Grev also suggested spreading manure when soil temperatures are lower. As soil temperatures increase, there is an increase in nitrification.
In terms of pasture management, the more animals are moved (i.e., rotationally grazed), the more evenly their manure and urine is distributed across the landscape. One study showed that in a continuously grazed pasture system, where animals are never moved, it takes an astounding 27 years to get one pile of manure per square yard. If that pasture was subdivided into a 14-day rotation, that number decreases to seven to eight years. In a four-day rotation it would further decrease to around four to five years, and in a daily rotation it might be as little as one to two years.
Grev said, “Usually when we look at animals on a pasture, we think of the animals themselves as the dollar value from that pasture. I also encourage you to consider that the manure from those animals also contains a high dollar value that can be applied to the pasture. The question I ask is: How uniformly are those nutrients distributed?”
Legumes like clover and alfalfa have the ability to fix atmospheric N because of their symbiotic relationship with rhizobium bacteria in the soil. Different legume species, different productivity levels and different growing conditions can affect the amount of N fixed, but on average productive legumes are able to fix 50 to 300 lbs. of N an acre every year.
Only a very small amount of this N is shared directly from legume to non-legume plants via mycelial networks in the soil. However, there are also dead roots, dead nodules and sloughed cells from legumes decomposing in the soil and adding N to it.

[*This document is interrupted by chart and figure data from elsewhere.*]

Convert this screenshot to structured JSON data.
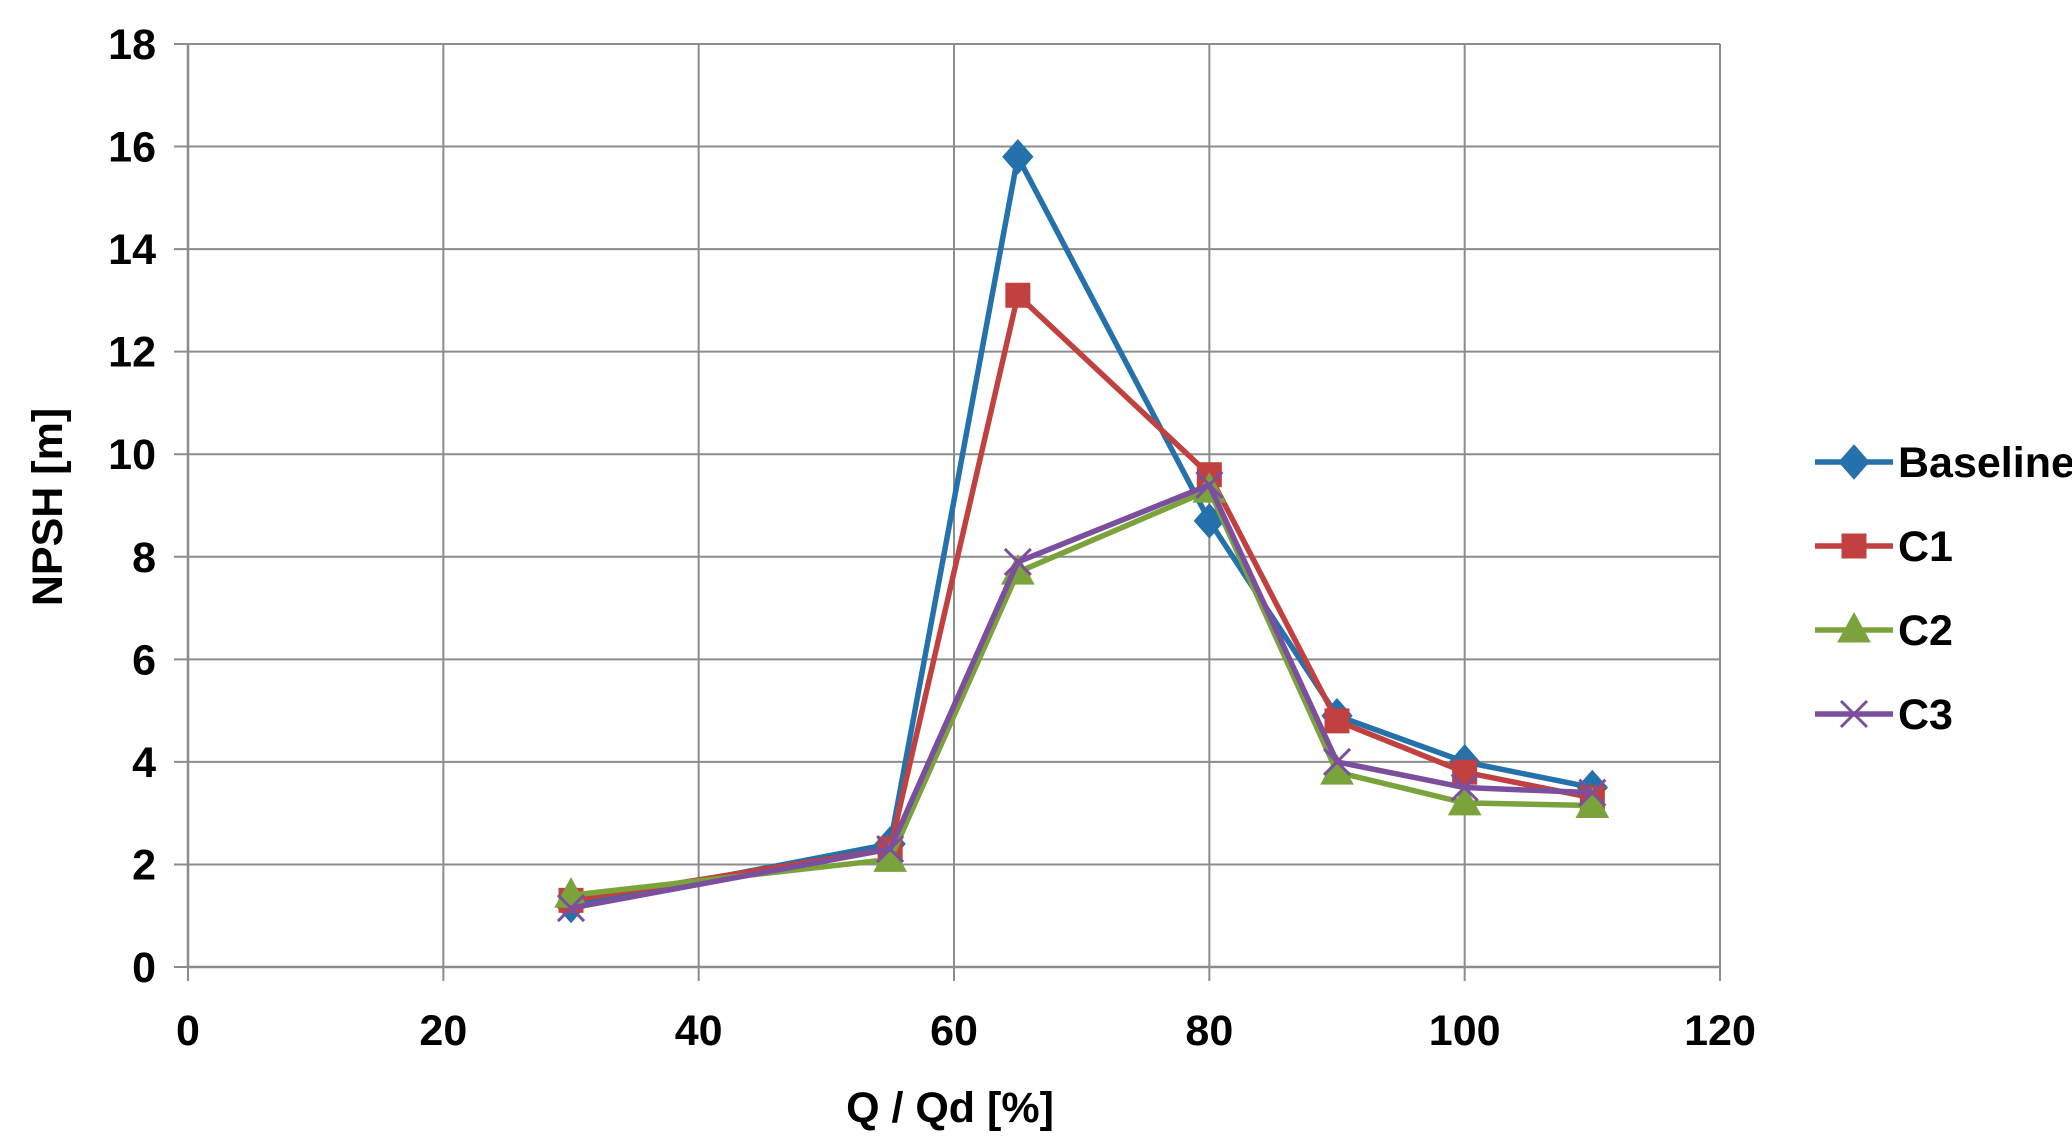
{
  "chart_data": {
    "type": "line",
    "title": "",
    "xlabel": "Q / Qd  [%]",
    "ylabel": "NPSH [m]",
    "xlim": [
      0,
      120
    ],
    "ylim": [
      0,
      18
    ],
    "xticks": [
      0,
      20,
      40,
      60,
      80,
      100,
      120
    ],
    "yticks": [
      0,
      2,
      4,
      6,
      8,
      10,
      12,
      14,
      16,
      18
    ],
    "grid": true,
    "legend_position": "right",
    "series": [
      {
        "name": "Baseline",
        "color": "#2471ab",
        "marker": "diamond",
        "points": [
          [
            30,
            1.2
          ],
          [
            55,
            2.4
          ],
          [
            65,
            15.8
          ],
          [
            80,
            8.7
          ],
          [
            90,
            4.9
          ],
          [
            100,
            4.0
          ],
          [
            110,
            3.5
          ]
        ]
      },
      {
        "name": "C1",
        "color": "#c0413f",
        "marker": "square",
        "points": [
          [
            30,
            1.3
          ],
          [
            55,
            2.3
          ],
          [
            65,
            13.1
          ],
          [
            80,
            9.6
          ],
          [
            90,
            4.8
          ],
          [
            100,
            3.8
          ],
          [
            110,
            3.3
          ]
        ]
      },
      {
        "name": "C2",
        "color": "#7aa33c",
        "marker": "triangle",
        "points": [
          [
            30,
            1.4
          ],
          [
            55,
            2.1
          ],
          [
            65,
            7.7
          ],
          [
            80,
            9.3
          ],
          [
            90,
            3.8
          ],
          [
            100,
            3.2
          ],
          [
            110,
            3.15
          ]
        ]
      },
      {
        "name": "C3",
        "color": "#7b4f9e",
        "marker": "x",
        "points": [
          [
            30,
            1.15
          ],
          [
            55,
            2.3
          ],
          [
            65,
            7.9
          ],
          [
            80,
            9.4
          ],
          [
            90,
            4.0
          ],
          [
            100,
            3.5
          ],
          [
            110,
            3.4
          ]
        ]
      }
    ]
  }
}
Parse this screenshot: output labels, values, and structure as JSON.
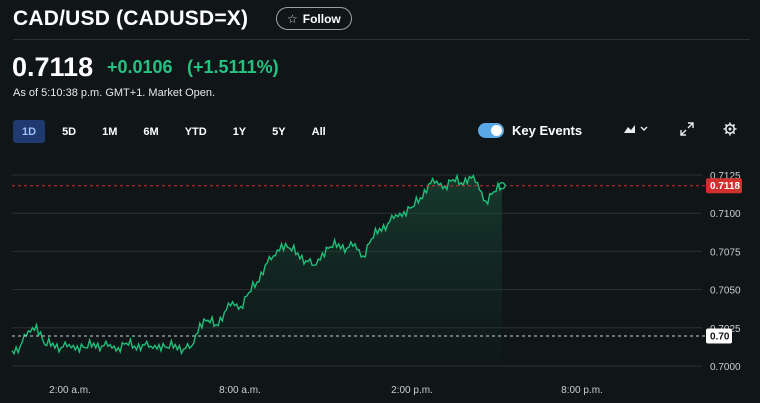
{
  "header": {
    "title": "CAD/USD (CADUSD=X)",
    "follow_label": "Follow"
  },
  "quote": {
    "price": "0.7118",
    "change": "+0.0106",
    "change_pct": "(+1.5111%)",
    "as_of": "As of 5:10:38 p.m. GMT+1. Market Open."
  },
  "ranges": [
    "1D",
    "5D",
    "1M",
    "6M",
    "YTD",
    "1Y",
    "5Y",
    "All"
  ],
  "active_range": "1D",
  "key_events": {
    "label": "Key Events",
    "enabled": true
  },
  "icons": {
    "chart_type": "mountain-chart-icon",
    "expand": "expand-icon",
    "settings": "gear-icon",
    "follow": "star-icon"
  },
  "colors": {
    "up": "#26c281",
    "current_price_tag": "#d32f2f",
    "active_range_bg": "#1e3a6e"
  },
  "chart_data": {
    "type": "area",
    "x_tick_labels": [
      "2:00 a.m.",
      "8:00 a.m.",
      "2:00 p.m.",
      "8:00 p.m."
    ],
    "y_tick_labels": [
      "0.7125",
      "0.7100",
      "0.7075",
      "0.7050",
      "0.7025",
      "0.7000"
    ],
    "ylim": [
      0.7,
      0.7125
    ],
    "current_price_label": "0.7118",
    "previous_close_label": "0.70",
    "series": [
      {
        "x": [
          0,
          1,
          2,
          3,
          4,
          5,
          6,
          7,
          8,
          9,
          10,
          11,
          12,
          13,
          14,
          15,
          16,
          17,
          18,
          19,
          20,
          21,
          22,
          23,
          24,
          25,
          26,
          27,
          28,
          29,
          30,
          31,
          32,
          33,
          34,
          35,
          36,
          37,
          38,
          39,
          40,
          41,
          42,
          43,
          44,
          45,
          46,
          47,
          48,
          49,
          50,
          51,
          52,
          53,
          54,
          55,
          56,
          57,
          58,
          59,
          60
        ],
        "values": [
          0.701,
          0.7013,
          0.7023,
          0.7027,
          0.7014,
          0.7015,
          0.7012,
          0.7014,
          0.7013,
          0.7012,
          0.7015,
          0.7013,
          0.7014,
          0.7012,
          0.7015,
          0.7013,
          0.7014,
          0.7013,
          0.7014,
          0.7012,
          0.7014,
          0.7011,
          0.7013,
          0.7028,
          0.703,
          0.7027,
          0.7035,
          0.7042,
          0.7039,
          0.7048,
          0.7055,
          0.7066,
          0.7072,
          0.708,
          0.7077,
          0.7074,
          0.7069,
          0.7066,
          0.7074,
          0.7078,
          0.708,
          0.7077,
          0.708,
          0.7072,
          0.7083,
          0.709,
          0.7093,
          0.7099,
          0.7101,
          0.7104,
          0.711,
          0.7119,
          0.7121,
          0.7118,
          0.7122,
          0.712,
          0.7124,
          0.712,
          0.7108,
          0.7114,
          0.7118
        ]
      }
    ]
  }
}
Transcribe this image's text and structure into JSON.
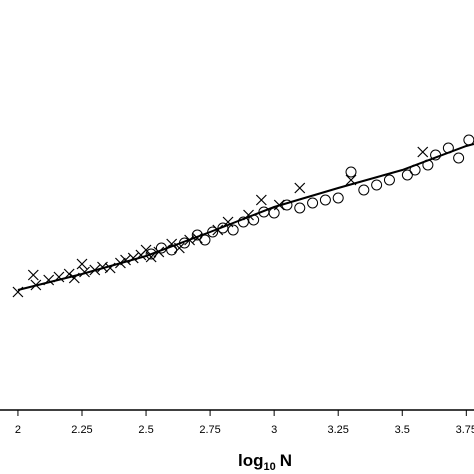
{
  "chart_data": {
    "type": "scatter",
    "x_label": {
      "main": "log",
      "subscript": "10",
      "suffix": "N"
    },
    "xlim": [
      1.93,
      3.78
    ],
    "ylim": [
      0,
      4.1
    ],
    "xticks": [
      2,
      2.25,
      2.5,
      2.75,
      3,
      3.25,
      3.5,
      3.75
    ],
    "color": "#000000",
    "series": [
      {
        "marker": "cross",
        "x": [
          2.0,
          2.06,
          2.07,
          2.12,
          2.16,
          2.2,
          2.22,
          2.25,
          2.26,
          2.3,
          2.33,
          2.36,
          2.4,
          2.42,
          2.45,
          2.48,
          2.5,
          2.52,
          2.55,
          2.6,
          2.63,
          2.67,
          2.7,
          2.78,
          2.82,
          2.9,
          2.95,
          3.02,
          3.1,
          3.3,
          3.58
        ],
        "values": [
          1.18,
          1.35,
          1.25,
          1.3,
          1.33,
          1.36,
          1.32,
          1.46,
          1.38,
          1.4,
          1.43,
          1.42,
          1.47,
          1.5,
          1.52,
          1.55,
          1.6,
          1.53,
          1.58,
          1.66,
          1.62,
          1.7,
          1.72,
          1.8,
          1.88,
          1.95,
          2.1,
          2.05,
          2.22,
          2.3,
          2.58
        ]
      },
      {
        "marker": "circle",
        "x": [
          2.52,
          2.56,
          2.6,
          2.65,
          2.7,
          2.73,
          2.76,
          2.8,
          2.84,
          2.88,
          2.92,
          2.96,
          3.0,
          3.05,
          3.1,
          3.15,
          3.2,
          3.25,
          3.3,
          3.35,
          3.4,
          3.45,
          3.52,
          3.55,
          3.6,
          3.63,
          3.68,
          3.72,
          3.76
        ],
        "values": [
          1.56,
          1.62,
          1.6,
          1.67,
          1.75,
          1.7,
          1.78,
          1.82,
          1.8,
          1.88,
          1.9,
          1.98,
          1.97,
          2.05,
          2.02,
          2.07,
          2.1,
          2.12,
          2.38,
          2.2,
          2.25,
          2.3,
          2.35,
          2.4,
          2.45,
          2.55,
          2.62,
          2.52,
          2.7
        ]
      },
      {
        "marker": "line",
        "x": [
          2.0,
          2.25,
          2.5,
          2.75,
          3.0,
          3.25,
          3.5,
          3.75,
          3.78
        ],
        "values": [
          1.2,
          1.36,
          1.54,
          1.78,
          2.03,
          2.22,
          2.4,
          2.64,
          2.66
        ]
      }
    ]
  }
}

The majority of N fixed by legumes, however, is found in the top growth of the plants above the soil surface. This N can be made available to other forages through plant decomposition or consumption of the top growth (and subsequent defecation) by livestock.
“What we need if we’re going to rely on legumes for fixing nitrogen is a good productive stand that’s producing yield and is actively fixing nitrogen,” Grev said.
Typically, legumes need to make up greater than 30% of a stand on a dry matter basis to have a substantial contribution to the N fixation pool.
Fertilizer applications can have an impact on legume-to-grass ratios in a stand. Because they can’t produce their own N, addition of N fertilizer shifts the advantage to the grasses, while adding phosphorus and potassium typically favors legumes.
“Among other things, you can use your fertility strategy and your fertilization to help maintain a larger grass component or a larger legume component within a given stand,” Grev said.